Configuration Settings gives a walkthrough through the most important settings; for now, you must set the DaCHS root dir if you are not happy with /var/gavo:

[general]
rootDir: /data/gavo

as /etc/gavo.rc.

Whatever rootDir is, it must exist and be writable by you, or you must have sufficient privileges to create it. Do not run dachs init as root, since the files and directories it creates will be owned by whoever ran the program. In the typical situation in which you may not write to rootDir's parent, do something like:

sudo mkdir -p /data/gavo
sudo chown `id -nu`:gavo /data/gavo

You can now let DaCHS create its file system hierarchy:

dachs init

dachs init will spit out a warning about a missing file defaultmeta.txt on the first run. On that first run, you can ignore the warning; the missing file will be created by DaCHS.

If your database server is not on the same machine as your web server (which is not recommended for a test setup), you have to pass a complete DSN that lets DaCHS connect as a superuser to dachs init. A DSN ("Data Source Name") is a sequence of key-values pairs as used by ODBC or Postgres itself (with keys discussed in Database Connection Control Functions in the postgres documentation). You would say something like:

dachs init --dsn "host=myhost.xy port=5546 user=super password=secret dbname=wisdom"

– make sure you give at least dbname and whatever role DaCHS ends up using has superuser privileges during setup (that role is not used during normal DaCHS operation any more).

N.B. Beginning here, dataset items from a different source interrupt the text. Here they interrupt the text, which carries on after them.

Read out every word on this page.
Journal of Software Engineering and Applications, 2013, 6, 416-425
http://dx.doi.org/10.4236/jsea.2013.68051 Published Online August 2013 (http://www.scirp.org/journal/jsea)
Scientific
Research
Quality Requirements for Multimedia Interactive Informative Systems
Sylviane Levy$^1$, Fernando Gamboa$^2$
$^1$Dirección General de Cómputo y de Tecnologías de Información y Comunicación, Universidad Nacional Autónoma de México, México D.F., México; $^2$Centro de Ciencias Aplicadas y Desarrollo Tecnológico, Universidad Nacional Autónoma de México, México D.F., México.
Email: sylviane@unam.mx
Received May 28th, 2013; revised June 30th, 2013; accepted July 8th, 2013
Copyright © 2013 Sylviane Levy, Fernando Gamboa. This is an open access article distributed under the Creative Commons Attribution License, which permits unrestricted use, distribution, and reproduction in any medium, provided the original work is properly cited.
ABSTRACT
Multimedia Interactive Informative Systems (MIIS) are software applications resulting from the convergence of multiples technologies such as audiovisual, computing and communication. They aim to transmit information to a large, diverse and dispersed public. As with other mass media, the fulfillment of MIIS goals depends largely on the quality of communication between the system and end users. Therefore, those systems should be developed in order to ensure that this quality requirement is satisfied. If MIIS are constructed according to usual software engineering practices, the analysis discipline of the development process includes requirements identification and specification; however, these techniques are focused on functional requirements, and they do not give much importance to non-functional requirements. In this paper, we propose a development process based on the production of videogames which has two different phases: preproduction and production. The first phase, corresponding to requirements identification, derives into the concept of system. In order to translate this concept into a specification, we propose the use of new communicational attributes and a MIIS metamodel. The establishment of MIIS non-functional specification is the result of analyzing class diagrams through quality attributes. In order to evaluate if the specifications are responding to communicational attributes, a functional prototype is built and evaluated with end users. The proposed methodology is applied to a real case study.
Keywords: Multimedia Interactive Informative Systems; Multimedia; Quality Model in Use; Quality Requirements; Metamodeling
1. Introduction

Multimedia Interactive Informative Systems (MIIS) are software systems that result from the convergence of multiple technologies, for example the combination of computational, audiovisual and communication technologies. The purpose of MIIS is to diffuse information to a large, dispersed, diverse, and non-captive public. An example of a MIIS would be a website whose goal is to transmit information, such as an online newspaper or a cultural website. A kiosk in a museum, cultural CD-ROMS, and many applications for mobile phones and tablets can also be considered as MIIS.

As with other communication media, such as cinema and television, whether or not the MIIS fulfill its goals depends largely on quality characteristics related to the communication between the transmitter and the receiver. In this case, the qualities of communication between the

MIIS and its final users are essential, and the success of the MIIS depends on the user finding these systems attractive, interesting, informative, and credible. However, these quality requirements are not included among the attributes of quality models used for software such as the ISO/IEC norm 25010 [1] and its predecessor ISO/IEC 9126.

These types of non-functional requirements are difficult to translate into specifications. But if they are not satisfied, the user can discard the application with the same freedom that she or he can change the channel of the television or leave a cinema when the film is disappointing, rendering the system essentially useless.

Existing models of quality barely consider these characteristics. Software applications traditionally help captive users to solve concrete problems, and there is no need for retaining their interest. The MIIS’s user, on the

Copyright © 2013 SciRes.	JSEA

You can later run gavo init again. It will not clobber anything you did in the meantime (well, if it does, it's a bug and you should fiercely complain). In particular, this is the most convenient way to create directories if you changed locations in gavo.rc.

The init script

Though you can operate the server manually through dachs serve (start|stop|reload), you will probably want to have your init system automatically start it. See https://docs.g-vo.org/DaCHS/tutorial.html#starting-and-stopping-the-server for details on integrating DaCHS with either sysvinit or systemd.

Docker

We do not really recommend using Docker containers on production machines. We do, however, use Docker in our internal QA to check installability and upgradeability; in case you are curious what we do, see http://svn.ari.uni-heidelberg.de/svn/integration/dockerbased .

Still, if you want to build a Docker-able DaCHS take a look at the corresponding Git or, analogously, Docker repositories.